What is the story behind the Hemingway bronze bust in Cojímar?

After Hemingway died in Idaho in July 1961, Cojímar fishermen organised a private memorial. They collected their own boat propellers — functional working metal, the kind of hardware that costs a fishing family real money — had them melted down, and commissioned a bronze bust of Hemingway from the proceeds. The bust was installed in a small open circular pavilion on the Cojímar waterfront, visible from the harbour. It was not a government project or a tourist authority initiative. It was made by the fishing community that knew him, from the metal they worked with, at a time when that community had limited access to cash or materials.

What is El Torreon de Cojímar and what happened there in 1762?

El Torreon de Cojímar is a 17th-century Spanish coastal fort built in 1649 on the headland at the eastern edge of Cojímar Bay. In June 1762, British naval and land forces used the Cojímar shore as a landing point during the military operation to capture Havana. The fort was taken and held during the British occupation, which ran from August 1762 to July 1763 — eleven months during which Havana was briefly under British administration. The occupation ended under the Treaty of Paris, and the fort reverted to Spain. The structure is still on the headland, in reasonable condition, and is visible from La Terraza restaurant across the bay.
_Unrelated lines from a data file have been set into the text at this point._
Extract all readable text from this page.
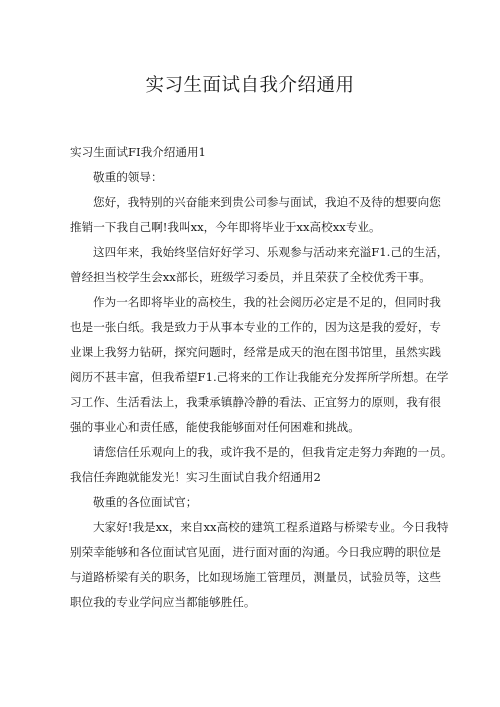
实习生面试自我介绍通用
实习生面试FI我介绍通用1
敬重的领导：
您好，我特别的兴奋能来到贵公司参与面试，我迫不及待的想要向您
推销一下我自己啊!我叫xx，今年即将毕业于xx高校xx专业。
这四年来，我始终坚信好好学习、乐观参与活动来充溢F1.己的生活，
曾经担当校学生会xx部长，班级学习委员，并且荣获了全校优秀干事。
作为一名即将毕业的高校生，我的社会阅历必定是不足的，但同时我
也是一张白纸。我是致力于从事本专业的工作的，因为这是我的爱好，专
业课上我努力钻研，探究问题时，经常是成天的泡在图书馆里，虽然实践
阅历不甚丰富，但我希望F1.己将来的工作让我能充分发挥所学所想。在学
习工作、生活看法上，我秉承镇静冷静的看法、正宜努力的原则，我有很
强的事业心和责任感，能使我能够面对任何困难和挑战。
请您信任乐观向上的我，或许我不是的，但我肯定走努力奔跑的一员。
我信任奔跑就能发光！实习生面试自我介绍通用2
敬重的各位面试官；
大家好!我是xx，来自xx高校的建筑工程系道路与桥梁专业。今日我特
别荣幸能够和各位面试官见面，进行面对面的沟通。今日我应聘的职位是
与道路桥梁有关的职务，比如现场施工管理员，测量员，试验员等，这些
职位我的专业学问应当都能够胜任。
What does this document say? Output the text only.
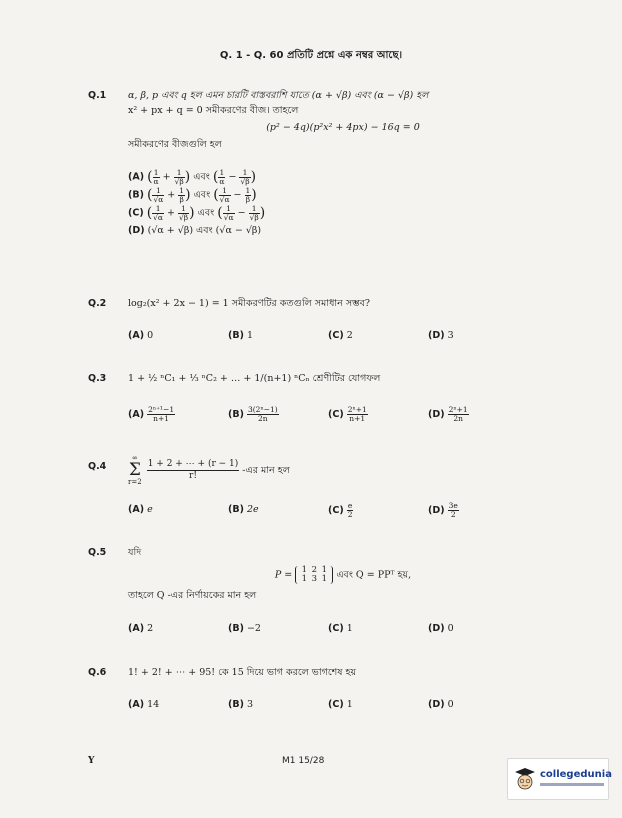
Q. 1 - Q. 60 প্রতিটি প্রশ্নে এক নম্বর আছে।
Q.1 α, β, p এবং q হল এমন চারটি বাস্তবরাশি যাতে (α + √β) এবং (α − √β) হল
x² + px + q = 0 সমীকরণের বীজ। তাহলে
(p² − 4q)(p²x² + 4px) − 16q = 0
সমীকরণের বীজগুলি হল
(A) ( $\frac{1}{\alpha} + \frac{1}{√\beta}$ ) এবং ( $\frac{1}{\alpha} - \frac{1}{√\beta}$ )
(B) ( $\frac{1}{√\alpha} + \frac{1}{\beta}$ ) এবং ( $\frac{1}{√\alpha} - \frac{1}{\beta}$ )
(C) ( $\frac{1}{√\alpha} + \frac{1}{√\beta}$ ) এবং ( $\frac{1}{√\alpha} - \frac{1}{√\beta}$ )
(D) (√α + √β) এবং (√α − √β)
Q.2 log₂(x² + 2x − 1) = 1 সমীকরণটির কতগুলি সমাধান সম্ভব?
(A) 0	(B) 1	(C) 2	(D) 3
Q.3 1 + ½ ⁿC₁ + ⅓ ⁿC₂ + … + 1/(n+1) ⁿCₙ শ্রেণীটির যোগফল
$(A) \frac{\text{2ⁿ⁺¹−1}}{n+1}$	$(B) \frac{\text{3(2ⁿ−1)}}{2n}$	$(C) \frac{\text{2ⁿ+1}}{n+1}$	$(D) \frac{\text{2ⁿ+1}}{2n}$
Q.4
∞
Σ
$r=2 \frac{1 + 2 + \cdots + (r - 1)}{r!}$ -এর মান হল
(A) e	(B) 2e	$(C) \frac{e}{2}$	$(D) \frac{3e}{2}$
Q.5 যদি
P = 1 2 1
1 3 1 এবং Q = PPᵀ হয়,
তাহলে Q -এর নির্ণায়কের মান হল
(A) 2	(B) −2	(C) 1	(D) 0
Q.6 1! + 2! + ⋯ + 95! কে 15 দিয়ে ভাগ করলে ভাগশেষ হয়
(A) 14	(B) 3	(C) 1	(D) 0
Y	M1 15/28
collegedunia
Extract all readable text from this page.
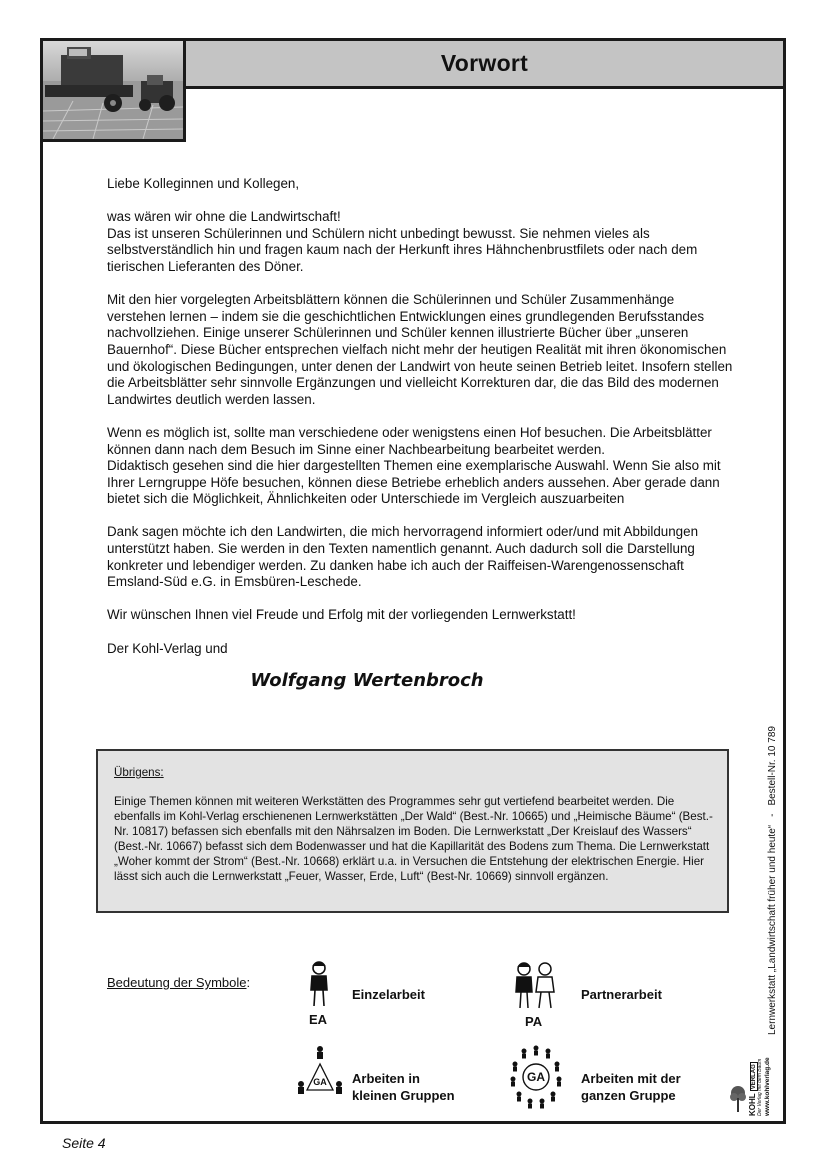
Vorwort

Liebe Kolleginnen und Kollegen,

was wären wir ohne die Landwirtschaft!
Das ist unseren Schülerinnen und Schülern nicht unbedingt bewusst. Sie nehmen vieles als selbstverständlich hin und fragen kaum nach der Herkunft ihres Hähnchenbrustfilets oder nach dem tierischen Lieferanten des Döner.

Mit den hier vorgelegten Arbeitsblättern können die Schülerinnen und Schüler Zusammenhänge verstehen lernen – indem sie die geschichtlichen Entwicklungen eines grundlegenden Berufsstandes nachvollziehen. Einige unserer Schülerinnen und Schüler kennen illustrierte Bücher über „unseren Bauernhof“. Diese Bücher entsprechen vielfach nicht mehr der heutigen Realität mit ihren ökonomischen und ökologischen Bedingungen, unter denen der Landwirt von heute seinen Betrieb leitet. Insofern stellen die Arbeitsblätter sehr sinnvolle Ergänzungen und vielleicht Korrekturen dar, die das Bild des modernen Landwirtes deutlich werden lassen.

Wenn es möglich ist, sollte man verschiedene oder wenigstens einen Hof besuchen. Die Arbeitsblätter können dann nach dem Besuch im Sinne einer Nachbearbeitung bearbeitet werden.
Didaktisch gesehen sind die hier dargestellten Themen eine exemplarische Auswahl. Wenn Sie also mit Ihrer Lerngruppe Höfe besuchen, können diese Betriebe erheblich anders aussehen. Aber gerade dann bietet sich die Möglichkeit, Ähnlichkeiten oder Unterschiede im Vergleich auszuarbeiten

Dank sagen möchte ich den Landwirten, die mich hervorragend informiert oder/und mit Abbildungen unterstützt haben. Sie werden in den Texten namentlich genannt. Auch dadurch soll die Darstellung konkreter und lebendiger werden. Zu danken habe ich auch der Raiffeisen-Warengenossenschaft Emsland-Süd e.G. in Emsbüren-Leschede.

Wir wünschen Ihnen viel Freude und Erfolg mit der vorliegenden Lernwerkstatt!

Der Kohl-Verlag und

Wolfgang Wertenbroch
Übrigens:
Einige Themen können mit weiteren Werkstätten des Programmes sehr gut vertiefend bearbeitet werden. Die ebenfalls im Kohl-Verlag erschienenen Lernwerkstätten „Der Wald“ (Best.-Nr. 10665) und „Heimische Bäume“ (Best.-Nr. 10817) befassen sich ebenfalls mit den Nährsalzen im Boden. Die Lernwerkstatt „Der Kreislauf des Wassers“ (Best.-Nr. 10667) befasst sich dem Bodenwasser und hat die Kapillarität des Bodens zum Thema. Die Lernwerkstatt „Woher kommt der Strom“ (Best.-Nr. 10668) erklärt u.a. in Versuchen die Entstehung der elektrischen Energie. Hier lässt sich auch die Lernwerkstatt „Feuer, Wasser, Erde, Luft“ (Best-Nr. 10669) sinnvoll ergänzen.
Bedeutung der Symbole:
EA
Einzelarbeit
PA
Partnerarbeit
GA	Arbeiten in kleinen Gruppen
GA	Arbeiten mit der ganzen Gruppe
Lernwerkstatt „Landwirtschaft früher und heute“-Bestell-Nr. 10 789
KOHL VERLAG Der Verlag mit dem Baum www.kohlverlag.de
Seite 4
Is La Terraza restaurant still operating in Cojímar?

La Terraza is open on the Cojímar waterfront, roughly 100 m from the Hemingway bust pavilion. Hemingway and Gregorio Fuentes ate there regularly in the 1940s and 1950s — it was the restaurant nearest the harbour. The current restaurant has photographs of Hemingway on the walls and serves fish and Cuban standards. The upper terrace has a direct view of the bay, the harbour entrance, and the El Torreon headland. It operates as a state-run restaurant with the usual Cuban menu constraints, but the food is reliable and the view is the reason to sit on the terrace rather than inside.